Mit zwei Schritten war Bolitho an der Reling.»Befehl belegt!«schrie er zu den Leuten hinunter, die bereits die Haltegiens der Zwölfpfünder festzurrten und die Stückpforten verriegelten.
Dann blickte er Moresby an und sagte:»Diese Schaluppe, Sir — es kann die Fairfax sein, die Lord Hood zum Rekognoszieren hergeschickt hat!«Abwartend preßte er die Hände hinterm Rücken zusammen.
Dem Admiral war anzusehen, daß er unsicher wurde.
Bolitho fuhr fort:»Falls das wirklich unser Schiff ist, dann…»
Moresby wandte den Blick ab.»Mein Gott, Mann! Wenn das stimmt…«Heiser vor Erregung befahl er:»Signal an die Märte: Rückzug auf Position achteraus! Und das gleiche Signal an die Princesa!»
Aber das spanische Flaggschiff hatte die Wende bereits ausgefahren und lag in der frischen Morgenbrise schon auf direktem Kurs zum Hafen.
«Schuß vor den Bug, verdammt! Damit der Kerl das Signal sieht!«blaffte Moresby wütend. Aber bei den Geschützbedienungen herrschte noch das Durcheinander, das immer eintrat, wenn plötzlich Gegenorder gegeben wurde. Und so dauerte es volle drei Minuten, bis das Buggeschütz bellte.
«Keine Bestätigung, Sir!«rief Caswell atemlos.
Leutnant Inch, der sich an der allgemeinen Diskussion nicht beteiligt hatte, sagte unvermittelt:»Ich sehe Rauch, Sir.»
Bolitho hob das Teleskop und musterte das rauhe, graue Gestein, das in dem gleißenden Sonnenlicht auf einmal unheimlich drohend wirkte. Als er das Glas fixiert hatte, konnte er hinter den unteren Mauern ein Hitzeflimmern ausmachen, das sich rasch verstärkte. Er hörte noch Inchs zweifelnde Worte:»Also, Pulverrauch ist das nicht!«Dann blickte er zu Moresby hinüber und sah die Verzweiflung auf dessen Gesicht.»Eine Feueresse!«sagte der Admiral dumpf.»Die machen Kugeln heiß, bei Gott!»
Der Ausguck stieß einen überraschten Schrei aus, und alle fuhren herum: In Sekundenschnelle war die spanische Flagge über der
Festung verschwunden; jetzt stieg dort eine andere empor, und als sie sich in der hellen Sonne entfaltete, ließ Moresby ein ungläubiges Gemurmel vernehmen, als hätte er bis jetzt, wenn auch wider besseres Wissen, immer noch Hoffnung gehabt.
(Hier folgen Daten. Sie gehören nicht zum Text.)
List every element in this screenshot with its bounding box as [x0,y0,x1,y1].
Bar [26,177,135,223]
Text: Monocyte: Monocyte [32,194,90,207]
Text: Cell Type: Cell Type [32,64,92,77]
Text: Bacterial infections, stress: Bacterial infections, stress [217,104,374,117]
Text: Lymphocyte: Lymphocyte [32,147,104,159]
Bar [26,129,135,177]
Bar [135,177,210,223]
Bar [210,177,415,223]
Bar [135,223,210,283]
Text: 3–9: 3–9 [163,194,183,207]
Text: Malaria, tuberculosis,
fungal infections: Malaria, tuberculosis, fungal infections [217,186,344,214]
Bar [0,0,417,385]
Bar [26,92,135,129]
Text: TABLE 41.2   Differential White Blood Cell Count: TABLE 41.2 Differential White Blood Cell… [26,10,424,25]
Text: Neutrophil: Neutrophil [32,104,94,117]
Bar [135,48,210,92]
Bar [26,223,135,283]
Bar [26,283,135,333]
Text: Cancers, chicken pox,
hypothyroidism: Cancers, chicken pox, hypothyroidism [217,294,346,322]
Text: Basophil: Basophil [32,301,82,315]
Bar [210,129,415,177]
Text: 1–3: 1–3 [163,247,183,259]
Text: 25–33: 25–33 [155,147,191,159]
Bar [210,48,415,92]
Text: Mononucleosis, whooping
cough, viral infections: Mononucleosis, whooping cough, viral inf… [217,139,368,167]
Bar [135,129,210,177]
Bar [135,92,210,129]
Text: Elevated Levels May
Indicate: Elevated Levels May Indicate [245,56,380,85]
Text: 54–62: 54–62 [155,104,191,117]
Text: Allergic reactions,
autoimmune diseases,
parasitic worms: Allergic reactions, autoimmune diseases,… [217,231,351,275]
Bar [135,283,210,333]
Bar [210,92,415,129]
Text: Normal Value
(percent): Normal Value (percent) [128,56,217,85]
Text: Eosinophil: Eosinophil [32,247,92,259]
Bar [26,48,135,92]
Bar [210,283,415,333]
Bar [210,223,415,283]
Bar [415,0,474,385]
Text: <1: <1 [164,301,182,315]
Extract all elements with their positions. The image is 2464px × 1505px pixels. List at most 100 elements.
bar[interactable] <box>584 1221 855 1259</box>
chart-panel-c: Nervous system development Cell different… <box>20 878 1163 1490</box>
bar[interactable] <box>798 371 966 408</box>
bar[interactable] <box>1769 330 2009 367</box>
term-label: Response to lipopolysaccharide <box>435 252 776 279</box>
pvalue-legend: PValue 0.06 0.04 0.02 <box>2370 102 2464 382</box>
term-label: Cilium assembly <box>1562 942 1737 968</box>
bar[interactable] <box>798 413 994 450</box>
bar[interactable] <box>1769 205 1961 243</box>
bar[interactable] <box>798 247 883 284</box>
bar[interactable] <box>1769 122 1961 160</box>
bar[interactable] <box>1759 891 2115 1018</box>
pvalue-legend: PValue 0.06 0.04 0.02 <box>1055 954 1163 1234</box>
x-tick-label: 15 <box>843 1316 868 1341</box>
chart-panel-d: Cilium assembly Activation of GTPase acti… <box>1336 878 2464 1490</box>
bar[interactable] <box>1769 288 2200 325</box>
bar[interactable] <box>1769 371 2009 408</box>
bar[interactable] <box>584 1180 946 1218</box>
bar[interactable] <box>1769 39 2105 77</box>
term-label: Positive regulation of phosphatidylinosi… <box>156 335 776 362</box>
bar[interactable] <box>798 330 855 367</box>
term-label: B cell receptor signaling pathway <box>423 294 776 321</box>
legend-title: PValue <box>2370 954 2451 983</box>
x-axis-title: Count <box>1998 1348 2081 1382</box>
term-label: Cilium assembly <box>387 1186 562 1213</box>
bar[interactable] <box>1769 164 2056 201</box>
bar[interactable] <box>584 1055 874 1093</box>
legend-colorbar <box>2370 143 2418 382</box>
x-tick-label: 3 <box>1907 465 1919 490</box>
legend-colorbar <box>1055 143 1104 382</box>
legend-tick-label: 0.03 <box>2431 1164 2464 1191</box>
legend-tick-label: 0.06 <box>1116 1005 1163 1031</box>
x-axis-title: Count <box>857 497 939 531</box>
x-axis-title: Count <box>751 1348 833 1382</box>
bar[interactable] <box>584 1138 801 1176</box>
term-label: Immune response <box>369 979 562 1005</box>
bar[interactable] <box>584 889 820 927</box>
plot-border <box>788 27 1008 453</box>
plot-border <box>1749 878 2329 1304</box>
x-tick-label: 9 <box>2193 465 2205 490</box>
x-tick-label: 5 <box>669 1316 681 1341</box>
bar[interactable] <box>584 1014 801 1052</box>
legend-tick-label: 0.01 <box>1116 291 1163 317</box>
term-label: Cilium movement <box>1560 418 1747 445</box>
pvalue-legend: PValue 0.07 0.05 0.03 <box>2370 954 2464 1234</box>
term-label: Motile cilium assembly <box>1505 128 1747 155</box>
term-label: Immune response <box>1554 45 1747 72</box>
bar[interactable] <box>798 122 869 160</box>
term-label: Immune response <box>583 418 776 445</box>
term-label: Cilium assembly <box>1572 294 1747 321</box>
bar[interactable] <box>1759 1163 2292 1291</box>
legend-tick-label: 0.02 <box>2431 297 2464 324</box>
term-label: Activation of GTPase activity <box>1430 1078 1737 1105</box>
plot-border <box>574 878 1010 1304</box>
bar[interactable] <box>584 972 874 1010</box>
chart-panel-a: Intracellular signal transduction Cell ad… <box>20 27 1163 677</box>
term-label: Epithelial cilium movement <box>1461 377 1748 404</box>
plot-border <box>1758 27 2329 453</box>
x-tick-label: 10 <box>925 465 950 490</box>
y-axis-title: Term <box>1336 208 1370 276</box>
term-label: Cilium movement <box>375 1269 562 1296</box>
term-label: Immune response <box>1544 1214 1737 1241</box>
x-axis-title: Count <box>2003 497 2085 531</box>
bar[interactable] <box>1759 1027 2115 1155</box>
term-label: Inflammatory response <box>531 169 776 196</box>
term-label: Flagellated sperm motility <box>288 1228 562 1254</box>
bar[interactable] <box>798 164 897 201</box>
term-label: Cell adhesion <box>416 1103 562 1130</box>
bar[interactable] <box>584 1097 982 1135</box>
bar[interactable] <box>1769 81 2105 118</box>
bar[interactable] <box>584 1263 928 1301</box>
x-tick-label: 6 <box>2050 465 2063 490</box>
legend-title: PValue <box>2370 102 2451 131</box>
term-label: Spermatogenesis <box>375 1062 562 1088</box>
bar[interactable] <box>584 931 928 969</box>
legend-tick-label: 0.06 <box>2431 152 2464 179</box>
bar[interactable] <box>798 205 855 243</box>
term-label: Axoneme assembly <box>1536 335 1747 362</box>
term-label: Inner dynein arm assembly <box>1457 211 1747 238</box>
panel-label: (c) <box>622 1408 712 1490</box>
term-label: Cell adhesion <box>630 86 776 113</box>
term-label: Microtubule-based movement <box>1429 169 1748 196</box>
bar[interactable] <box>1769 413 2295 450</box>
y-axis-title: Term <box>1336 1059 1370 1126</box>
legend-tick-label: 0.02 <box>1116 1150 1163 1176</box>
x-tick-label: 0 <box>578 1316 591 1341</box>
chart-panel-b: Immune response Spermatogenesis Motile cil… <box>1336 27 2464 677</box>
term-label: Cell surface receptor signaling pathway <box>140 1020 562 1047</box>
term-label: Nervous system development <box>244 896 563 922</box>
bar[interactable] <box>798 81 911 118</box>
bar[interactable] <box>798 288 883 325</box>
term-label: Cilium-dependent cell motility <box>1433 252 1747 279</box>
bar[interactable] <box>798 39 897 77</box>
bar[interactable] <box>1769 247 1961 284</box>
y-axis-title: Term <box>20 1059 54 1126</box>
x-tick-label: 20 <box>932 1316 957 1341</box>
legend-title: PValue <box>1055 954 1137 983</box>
Mit einem harten Klick schob Bolitho sein Teleskop zusammen. Die weiße Flagge mit der neuen Trikolore als Gösch fegte jeden Zweifel hinweg.»Kursänderung, Mr. Gossett! Ruder Ost zu Nord!«befahl er, wandte sich sodann Moresby zu und fragte möglichst leise:»Was jetzt, Sir?»
Der Admiral riß den Blick von der Märte los. Offenbar hatte auch Anduaga die französische Flagge gesehen, und ebenso offenbar konnte er nichts tun. Die Hafeneinfahrt war kaum eine Meile breit, und der französische Kommandant hatte abgewartet, bis der mächtige Schatten der Märte die gedachte Linie zwischen der Festung und der weitausladenden Landzunge passiert hatte; dann erst hatte er seine wahre Flagge gezeigt.
Die Märte fiel etwas ab, holte ihre Rahen über und schob sich dichter an die Festung heran. Wahrscheinlich hoffte Anduaga, in dem breiteren Fahrwasser des Hafens einen Schlag machen zu können und mit einem einzigen raschen Manöver wieder die offene See zu gewinnen.
Aber selbst für eine wendige Fregatte wäre das ein Kunststück gewesen. Die Matrosen der Märte wurden durch die dichtgedrängten Soldaten behindert, und jeder Rest Ordnung wurde zur völligen Konfusion, als das erste Geschütz der Festungsbatterie Feuer eröffnete. Noch dazu hatte der Kapitän der Märte nicht in Betracht gezogen, daß ihm die vorspringende Landzunge den Wind wegnahm. Hilflos flappten die Segel, und ein paar lange Minuten gehorchte das Schiff dem Ruder nicht.